Temperament is actively selected, not excused. Karen is realistic, she said “reputations, once formed, are slow to fade!”. Her response has been firm selection and uncompromising culling. Any animal that does not handle well is removed from the breeding programme, regardless of its genetic merit on paper.

The use of AI and purchased semen is equally deliberate. With genetic options currently limited, Karen is now planning to introduce embryo work. This will allow the key traits she values to be preserved while broadening the genetic base. To date, the herd has been built largely around bulls including Hercules, Whiskey and Monopoly, and embryos offer a route to expand bloodlines without diluting performance.

The Woolley’s are under no illusion that showing is the financial engine of the business. It requires money, time, travel and considerable preparation. However, it also plays an important role as a marketing tool, imposes discipline within the breeding programme, and provides a public benchmark against which cattle can be measured whilst acting as a busman’s holiday.

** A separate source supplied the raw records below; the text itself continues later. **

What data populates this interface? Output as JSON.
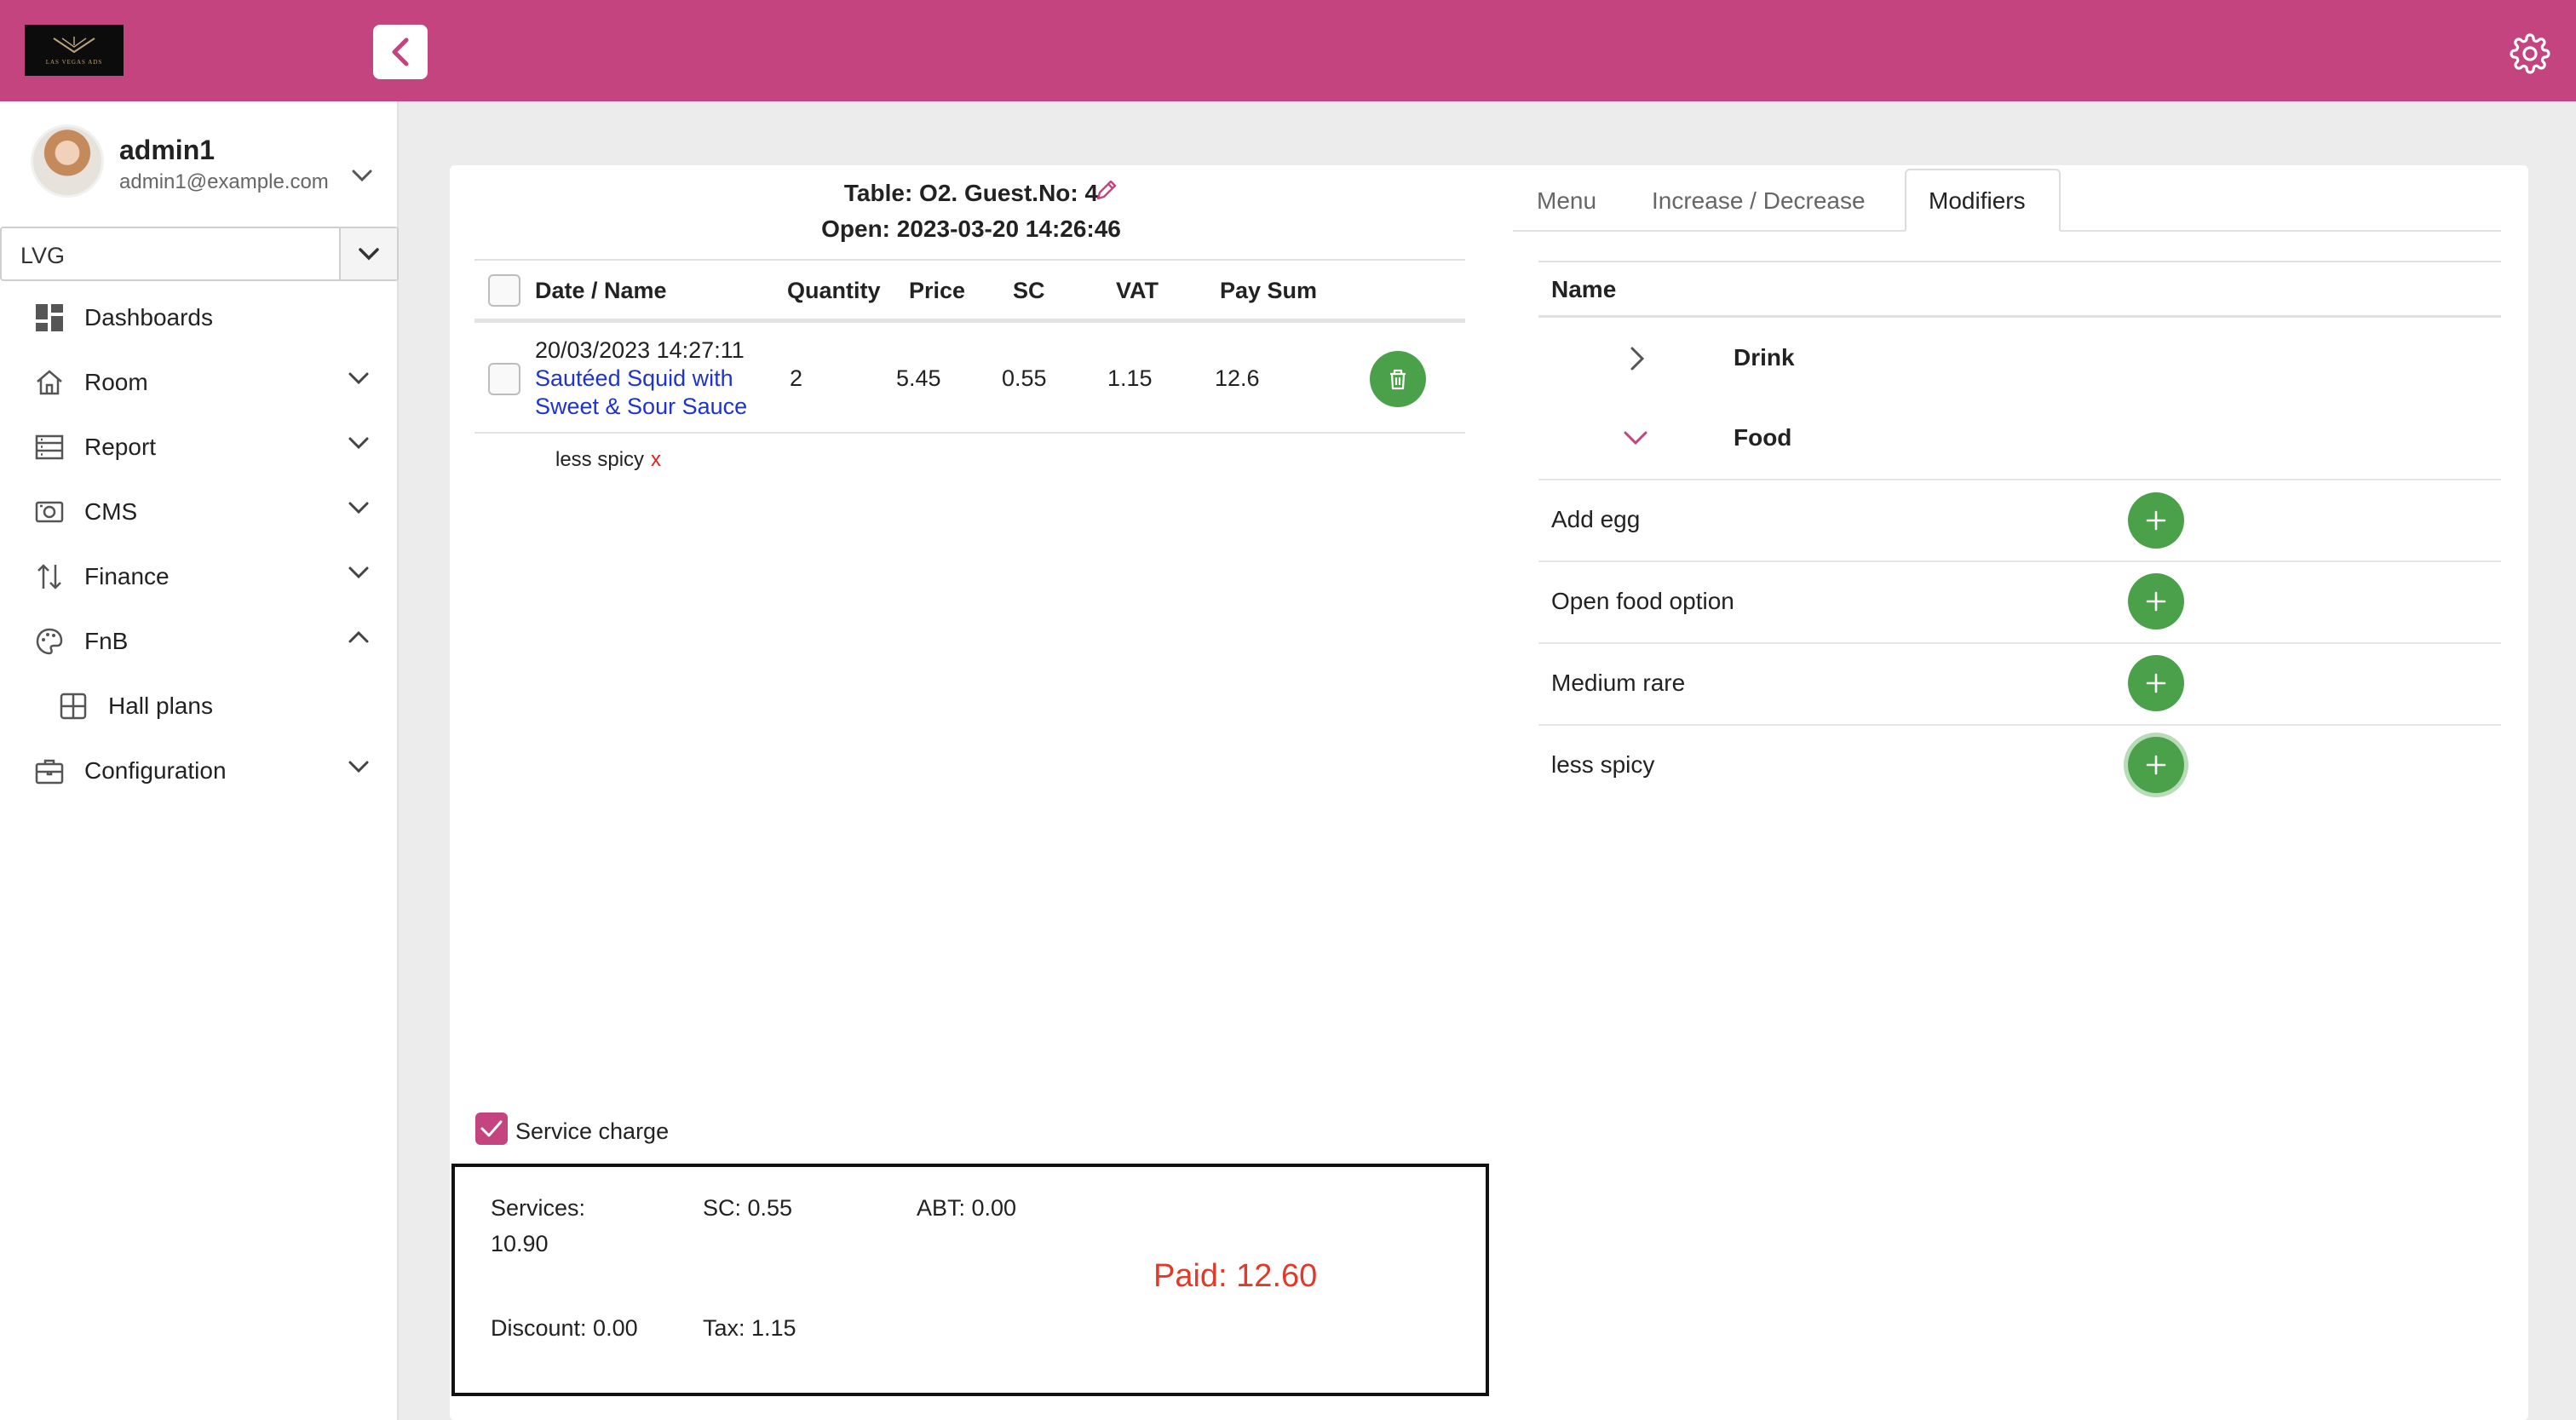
{
  "brand": {
    "logo_text": "LAS VEGAS ADS"
  },
  "user": {
    "name": "admin1",
    "email": "admin1@example.com"
  },
  "org_select": {
    "value": "LVG"
  },
  "nav": [
    {
      "label": "Dashboards",
      "icon": "dashboard-icon"
    },
    {
      "label": "Room",
      "icon": "home-icon"
    },
    {
      "label": "Report",
      "icon": "report-icon"
    },
    {
      "label": "CMS",
      "icon": "cms-icon"
    },
    {
      "label": "Finance",
      "icon": "finance-icon"
    },
    {
      "label": "FnB",
      "icon": "palette-icon"
    },
    {
      "label": "Hall plans",
      "icon": "grid-icon"
    },
    {
      "label": "Configuration",
      "icon": "briefcase-icon"
    }
  ],
  "order": {
    "table_line": "Table: O2. Guest.No: 4",
    "open_line": "Open: 2023-03-20 14:26:46",
    "columns": [
      "Date / Name",
      "Quantity",
      "Price",
      "SC",
      "VAT",
      "Pay Sum"
    ],
    "items": [
      {
        "datetime": "20/03/2023 14:27:11",
        "name_line1": "Sautéed Squid with",
        "name_line2": "Sweet & Sour Sauce",
        "quantity": "2",
        "price": "5.45",
        "sc": "0.55",
        "vat": "1.15",
        "pay_sum": "12.6",
        "modifier": "less spicy",
        "modifier_remove": "x"
      }
    ],
    "service_charge_label": "Service charge",
    "service_charge_checked": true
  },
  "summary": {
    "services": "Services:",
    "services_value": "10.90",
    "sc": "SC: 0.55",
    "abt": "ABT: 0.00",
    "discount": "Discount: 0.00",
    "tax": "Tax: 1.15",
    "paid": "Paid: 12.60"
  },
  "tabs": [
    {
      "label": "Menu",
      "active": false
    },
    {
      "label": "Increase / Decrease",
      "active": false
    },
    {
      "label": "Modifiers",
      "active": true
    }
  ],
  "modifiers": {
    "column": "Name",
    "groups": [
      {
        "name": "Drink",
        "expanded": false
      },
      {
        "name": "Food",
        "expanded": true
      }
    ],
    "items": [
      "Add egg",
      "Open food option",
      "Medium rare",
      "less spicy"
    ]
  },
  "colors": {
    "brand": "#c44480",
    "accent_green": "#4aa14a",
    "paid_red": "#e03a2a",
    "link_blue": "#1f33d0"
  }
}
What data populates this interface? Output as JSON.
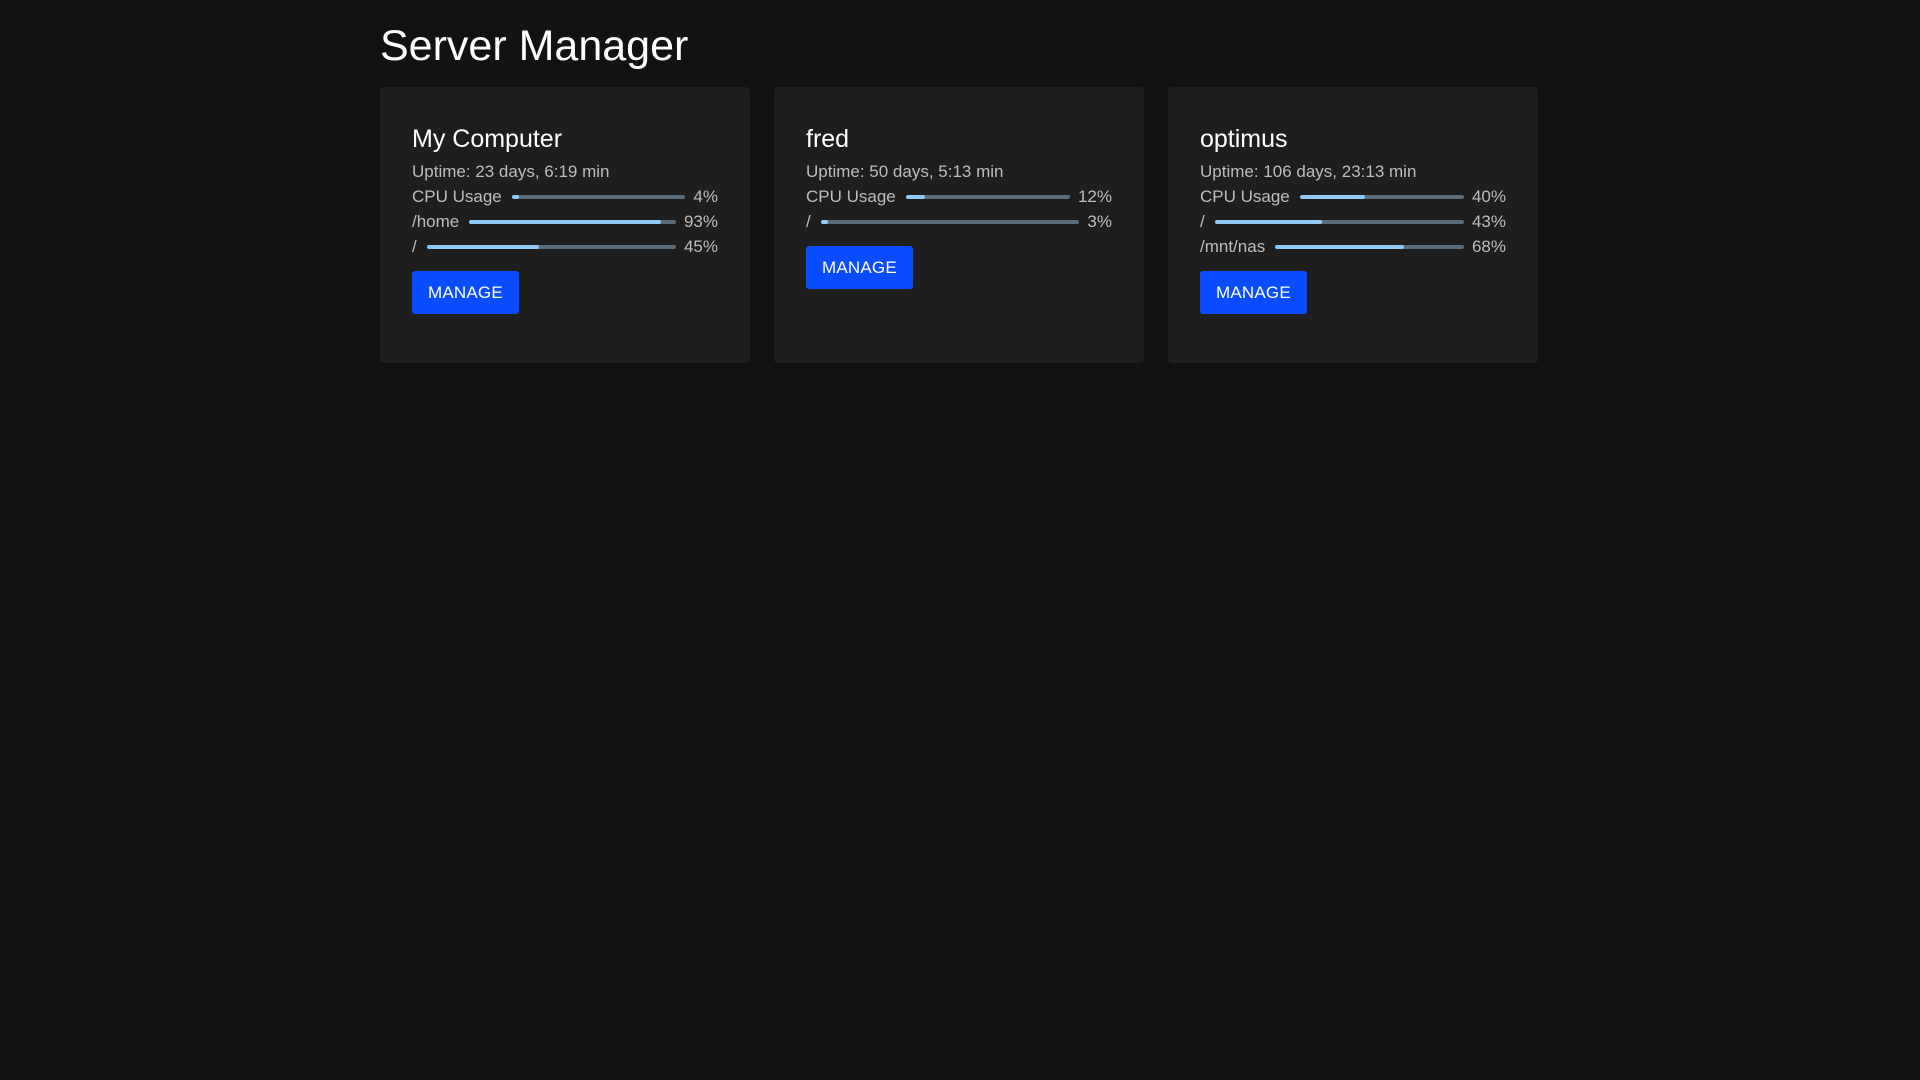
{
  "page": {
    "title": "Server Manager"
  },
  "colors": {
    "background": "#121212",
    "card": "#1e1e1e",
    "bar_track": "#5a6c7a",
    "bar_fill": "#90caf9",
    "button": "#0a4cff"
  },
  "servers": [
    {
      "name": "My Computer",
      "uptime": "Uptime: 23 days, 6:19 min",
      "metrics": [
        {
          "label": "CPU Usage",
          "value": "4%",
          "percent": 4
        },
        {
          "label": "/home",
          "value": "93%",
          "percent": 93
        },
        {
          "label": "/",
          "value": "45%",
          "percent": 45
        }
      ],
      "button_label": "MANAGE"
    },
    {
      "name": "fred",
      "uptime": "Uptime: 50 days, 5:13 min",
      "metrics": [
        {
          "label": "CPU Usage",
          "value": "12%",
          "percent": 12
        },
        {
          "label": "/",
          "value": "3%",
          "percent": 3
        }
      ],
      "button_label": "MANAGE"
    },
    {
      "name": "optimus",
      "uptime": "Uptime: 106 days, 23:13 min",
      "metrics": [
        {
          "label": "CPU Usage",
          "value": "40%",
          "percent": 40
        },
        {
          "label": "/",
          "value": "43%",
          "percent": 43
        },
        {
          "label": "/mnt/nas",
          "value": "68%",
          "percent": 68
        }
      ],
      "button_label": "MANAGE"
    }
  ]
}
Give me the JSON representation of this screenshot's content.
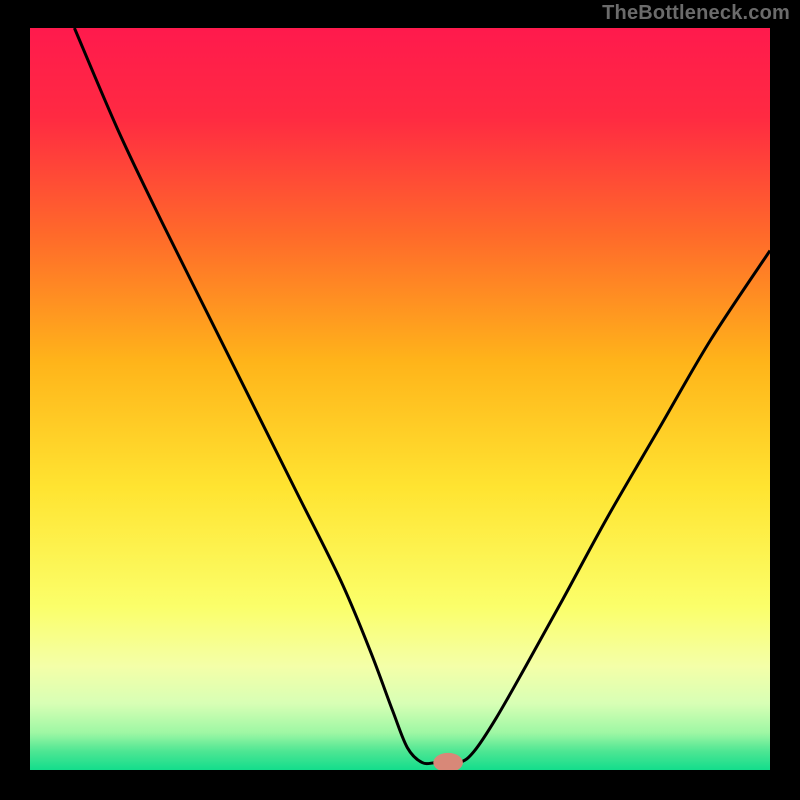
{
  "watermark": "TheBottleneck.com",
  "chart_data": {
    "type": "line",
    "title": "",
    "xlabel": "",
    "ylabel": "",
    "xlim": [
      0,
      100
    ],
    "ylim": [
      0,
      100
    ],
    "background_gradient_stops": [
      {
        "offset": 0.0,
        "color": "#ff1a4d"
      },
      {
        "offset": 0.12,
        "color": "#ff2a42"
      },
      {
        "offset": 0.28,
        "color": "#ff6a2a"
      },
      {
        "offset": 0.45,
        "color": "#ffb41a"
      },
      {
        "offset": 0.62,
        "color": "#ffe431"
      },
      {
        "offset": 0.78,
        "color": "#fbff6a"
      },
      {
        "offset": 0.86,
        "color": "#f4ffa8"
      },
      {
        "offset": 0.91,
        "color": "#d8ffb5"
      },
      {
        "offset": 0.95,
        "color": "#9ef7a4"
      },
      {
        "offset": 0.975,
        "color": "#4de693"
      },
      {
        "offset": 1.0,
        "color": "#13dd8c"
      }
    ],
    "series": [
      {
        "name": "bottleneck-curve",
        "type": "line",
        "points": [
          {
            "x": 6.0,
            "y": 100.0
          },
          {
            "x": 12.0,
            "y": 86.0
          },
          {
            "x": 18.0,
            "y": 73.5
          },
          {
            "x": 24.0,
            "y": 61.5
          },
          {
            "x": 30.0,
            "y": 49.5
          },
          {
            "x": 36.0,
            "y": 37.5
          },
          {
            "x": 42.0,
            "y": 25.5
          },
          {
            "x": 46.0,
            "y": 16.0
          },
          {
            "x": 49.0,
            "y": 8.0
          },
          {
            "x": 51.0,
            "y": 3.0
          },
          {
            "x": 53.0,
            "y": 1.0
          },
          {
            "x": 55.0,
            "y": 1.0
          },
          {
            "x": 58.0,
            "y": 1.0
          },
          {
            "x": 60.0,
            "y": 2.5
          },
          {
            "x": 63.0,
            "y": 7.0
          },
          {
            "x": 67.0,
            "y": 14.0
          },
          {
            "x": 72.0,
            "y": 23.0
          },
          {
            "x": 78.0,
            "y": 34.0
          },
          {
            "x": 85.0,
            "y": 46.0
          },
          {
            "x": 92.0,
            "y": 58.0
          },
          {
            "x": 100.0,
            "y": 70.0
          }
        ]
      }
    ],
    "marker": {
      "x": 56.5,
      "y": 1.0,
      "rx": 2.0,
      "ry": 1.3,
      "color": "#d88878"
    }
  }
}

Willow Creek has long been a familiar name on the show circuit, regularly bringing out teams of Salers across a full season and building towards the major fixtures. That reputation as the “showies from Wellsford” has not gone unnoticed, with farming media frequently noting the herds consistent presence and strong results. Showing also aligns closely with Karen’s breeding philosophy. Cattle that handle calmly, lead well, and remain settled in the pressure of a show environment are typically the same animals that deliver the temperament and manageability commercial producers want at home.

At its core, Willow Creek remains a family operation. David Pacey’s legacy and Cheryl’s steady influence continue to shape the decisions that matter most: what to keep, what to cull, what to push for, and what never to compromise on. Karen and Bruce have modernised and diversified the business, but the fundamentals remain reassuringly traditional—breed cattle that work, keep them calm, and make sure they earn their place.